- Postwar photo of Hecht (S 171), (former Type XXIII submarine U-2367). An identical sister ship of U-4702.

History

Nazi Germany
- Name: U-4702
- Ordered: 7 July 1944
- Builder: Friedrich Krupp Germaniawerft AG, Kiel
- Yard number: 944
- Laid down: 28 October 1944
- Launched: 20 December 1944
- Commissioned: 12 January 1945
- Fate: Scuttled on 5 May 1945

General characteristics
- Class & type: Type XXIII submarine
- Displacement: 234 t (230 long tons) (surfaced); 258 t (254 long tons) (submerged);
- Length: 34.68 m (113 ft 9 in) (o/a); 26.00 m (85 ft 4 in) (p/h);
- Beam: 3.02 m (9 ft 11 in) (o/a); 3.00 m (9 ft 10 in) (p/h);
- Draught: 3.66 m (12 ft)
- Installed power: 575–630 PS (423–463 kW; 567–621 shp) (diesel drive); 580 PS (430 kW; 570 shp) (standard electric drive); 35 PS (26 kW; 35 shp) (silent electric drive);
- Propulsion: 1 × MWM RS134S 6-cylinder diesel engine; 1 × AEG GU4463-8 double-acting electric motor; 1 × BBC CCR188 electric creeping motor;
- Speed: 9.7 knots (18 km/h; 11 mph) (surfaced); 12.5 knots (23 km/h; 14 mph) (submerged);
- Range: 2,600 nautical miles (4,800 km; 3,000 mi) at 8 knots (15 km/h; 9.2 mph) surfaced; 194 nmi (359 km; 223 mi) at 4 knots (7.4 km/h; 4.6 mph) submerged;
- Test depth: 180 m (590 ft)
- Complement: 14–18
- Armament: 2 × 53.3 cm (21 in) bow torpedo tubes; 2 × torpedoes;

Service record
- Part of: 5th U-boat Flotilla; 12 January – 5 May 1945;
- Identification codes: M 50 558
- Commanders: Oblt.z.S. Edgar Seeliger; 12 January – 5 May 1945;
- Operations: None
- Victories: None

= German submarine U-4702 =

German World War II submarine

German submarine U-4702 was a Type XXIII U-boat of Nazi Germany's Kriegsmarine during World War II. She was ordered on 7 July 1944, and was laid down on 28 October 1944 at Friedrich Krupp Germaniawerft AG, Kiel, as yard number 944. She was launched on 20 December 1944 and commissioned under the command of Oberleutnant zur See Edgar Seeliger on 12 January 1945.

==Design==
Like all Type XXIII U-boats, U-4702 had a displacement of 234 t when at the surface and 258 t while submerged. She had a total length of 34.68 m (o/a), a beam width of 3.02 m (o/a), and a draught depth of 3.66 m. The submarine was powered by one MWM six-cylinder RS134S diesel engine providing 575–630 PS, one AEG GU4463-8 double-acting electric motor electric motor providing 580 PS, and one BBC silent running CCR188 electric motor providing 35 PS.

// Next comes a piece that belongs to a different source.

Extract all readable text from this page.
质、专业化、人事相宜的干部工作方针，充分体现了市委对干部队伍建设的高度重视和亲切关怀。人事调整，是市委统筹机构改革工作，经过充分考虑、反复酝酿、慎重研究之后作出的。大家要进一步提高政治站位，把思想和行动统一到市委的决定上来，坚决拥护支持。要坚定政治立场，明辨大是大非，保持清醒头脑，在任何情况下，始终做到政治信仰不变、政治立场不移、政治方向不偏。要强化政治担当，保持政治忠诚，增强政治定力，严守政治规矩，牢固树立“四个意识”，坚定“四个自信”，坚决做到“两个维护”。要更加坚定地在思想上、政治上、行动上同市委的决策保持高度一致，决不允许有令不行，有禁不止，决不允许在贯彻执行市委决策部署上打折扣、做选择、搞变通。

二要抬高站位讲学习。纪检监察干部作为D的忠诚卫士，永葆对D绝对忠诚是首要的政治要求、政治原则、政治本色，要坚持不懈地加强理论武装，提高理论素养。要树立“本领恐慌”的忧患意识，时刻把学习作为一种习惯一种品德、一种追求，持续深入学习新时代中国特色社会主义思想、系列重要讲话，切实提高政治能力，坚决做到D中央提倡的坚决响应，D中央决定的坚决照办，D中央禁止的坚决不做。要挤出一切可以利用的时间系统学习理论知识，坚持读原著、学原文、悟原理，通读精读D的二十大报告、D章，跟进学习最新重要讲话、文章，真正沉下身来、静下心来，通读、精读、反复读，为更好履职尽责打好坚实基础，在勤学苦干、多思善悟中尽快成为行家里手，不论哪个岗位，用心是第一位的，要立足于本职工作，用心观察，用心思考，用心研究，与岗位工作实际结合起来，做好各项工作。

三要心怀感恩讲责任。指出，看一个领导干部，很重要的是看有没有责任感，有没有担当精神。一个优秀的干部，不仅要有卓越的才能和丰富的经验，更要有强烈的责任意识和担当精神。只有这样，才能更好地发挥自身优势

The submarine had a maximum surface speed of 9.7 kn and a submerged speed of 12.5 kn. When submerged, the boat could operate at 4 kn for 194 nmi; when surfaced, she could travel 2600 nmi at 8 kn. U-4702 was fitted with two 53.3 cm torpedo tubes in the bow. She could carry two preloaded torpedoes. The complement was 14–18 men. This class of U-boat did not carry a deck gun.

==Service history==
On 5 May 1945, U-4702 was scuttled in Gelting Bay near Gelting as part of Operation Regenbogen. The wreck was later raised and broken up.